Thanks for a clear explanation.  Your arrangement indeed is an
intriguing one, in that there are very similar issues in the
fsck/prune area even with arrangements quite different from
yours.  I personally think your reasoning about this issue
deserves to be shared with the list.  I'll CC _this_ message to
the list and leave it up to you to forward your words there as
well.

People are known to do something similar to what you are doing
without having any special commit tool.  They just do this:

    $ mkdir A B
    $ cd A && git init-db
    $ cd ../B && git init-db
    $ rm -fr .git/objects && ln -s ../../A/.git/objects .git/objects

The repositories A and B share the same object database,
and they have independent sets of refs.  For the exact same
reason as your arrangement, you cannot "git prune" in either
repository, because they do not know about objects reachable
only from the other side.

Further, one repository can borrow objects from another
repository via the .git/objects/info/alternates mechanism.  This
is useful when a repository is a local clone of another.  You
would do this:

    $ git clone -l -s linux-2.6/.git/ my-linux
    $ cd my-linux && cat .git/objects/info/alternates
    /path/to/linux-2.6/.git/

The new repository my-linux has the .git/objects with 256
fan-out subdirectories, but starts out without any object files
in it.  It literally borrows the existing objects from the
neighbouring repository, and its own .git/objects hierarchy is
only used to hold newly created objects in it.  For the same
reason as your arrangement, you should not "git prune" the
linux-2.6 repository, either.  However, my-linux repository can
be pruned as long as somebody else does not "borrow" from it.

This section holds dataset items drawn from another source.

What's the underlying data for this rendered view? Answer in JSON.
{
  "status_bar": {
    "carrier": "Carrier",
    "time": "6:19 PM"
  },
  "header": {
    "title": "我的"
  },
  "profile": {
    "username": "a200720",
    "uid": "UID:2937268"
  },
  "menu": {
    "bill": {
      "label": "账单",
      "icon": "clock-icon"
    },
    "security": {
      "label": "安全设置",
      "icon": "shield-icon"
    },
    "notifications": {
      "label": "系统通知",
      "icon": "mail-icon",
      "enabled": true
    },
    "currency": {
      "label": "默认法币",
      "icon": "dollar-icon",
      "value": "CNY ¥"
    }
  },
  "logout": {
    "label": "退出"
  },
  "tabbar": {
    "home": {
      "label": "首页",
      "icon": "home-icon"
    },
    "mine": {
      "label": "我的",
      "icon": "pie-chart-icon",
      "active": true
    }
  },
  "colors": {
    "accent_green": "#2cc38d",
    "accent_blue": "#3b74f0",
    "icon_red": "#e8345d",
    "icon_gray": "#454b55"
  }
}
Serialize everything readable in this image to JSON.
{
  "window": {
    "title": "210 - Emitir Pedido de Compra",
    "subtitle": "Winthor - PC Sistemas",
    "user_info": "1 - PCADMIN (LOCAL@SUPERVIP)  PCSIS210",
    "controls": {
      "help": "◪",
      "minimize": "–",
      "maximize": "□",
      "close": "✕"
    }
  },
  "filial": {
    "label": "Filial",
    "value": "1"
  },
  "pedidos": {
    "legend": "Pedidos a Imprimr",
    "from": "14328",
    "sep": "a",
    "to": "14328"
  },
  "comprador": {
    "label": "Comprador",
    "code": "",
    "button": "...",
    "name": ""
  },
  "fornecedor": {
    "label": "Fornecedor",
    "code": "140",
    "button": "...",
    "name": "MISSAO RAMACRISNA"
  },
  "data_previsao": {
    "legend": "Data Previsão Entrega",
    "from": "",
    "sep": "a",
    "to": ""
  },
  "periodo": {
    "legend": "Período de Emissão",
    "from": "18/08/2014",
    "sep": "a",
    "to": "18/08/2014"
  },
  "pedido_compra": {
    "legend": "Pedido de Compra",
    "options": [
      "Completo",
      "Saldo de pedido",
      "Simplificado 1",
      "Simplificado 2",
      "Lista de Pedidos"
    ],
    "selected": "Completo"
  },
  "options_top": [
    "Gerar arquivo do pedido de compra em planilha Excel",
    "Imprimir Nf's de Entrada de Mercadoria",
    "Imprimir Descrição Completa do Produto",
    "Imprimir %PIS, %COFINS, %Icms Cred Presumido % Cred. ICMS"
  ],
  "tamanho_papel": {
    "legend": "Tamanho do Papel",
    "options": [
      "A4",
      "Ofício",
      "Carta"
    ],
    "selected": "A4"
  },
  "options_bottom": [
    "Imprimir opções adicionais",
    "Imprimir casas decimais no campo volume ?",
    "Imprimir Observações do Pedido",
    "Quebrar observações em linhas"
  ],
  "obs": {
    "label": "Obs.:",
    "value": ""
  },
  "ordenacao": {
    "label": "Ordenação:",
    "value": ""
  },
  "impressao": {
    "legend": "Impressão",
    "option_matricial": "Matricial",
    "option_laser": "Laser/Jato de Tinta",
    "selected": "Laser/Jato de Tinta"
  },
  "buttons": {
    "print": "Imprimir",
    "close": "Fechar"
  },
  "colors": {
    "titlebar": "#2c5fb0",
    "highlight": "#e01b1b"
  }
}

So while I find your "do follow symlink" patch an improvement in
that it makes things a little bit safer, I think there should be
a more generalized way to say "this object database holds things
that are refered by these refs/ directories outside.  fsck/prune
had better hold onto objects referenced by them, not just by the
refs directory that happens to be next to th objects directory".

That would be the inverse of .git/objects/info/alternates.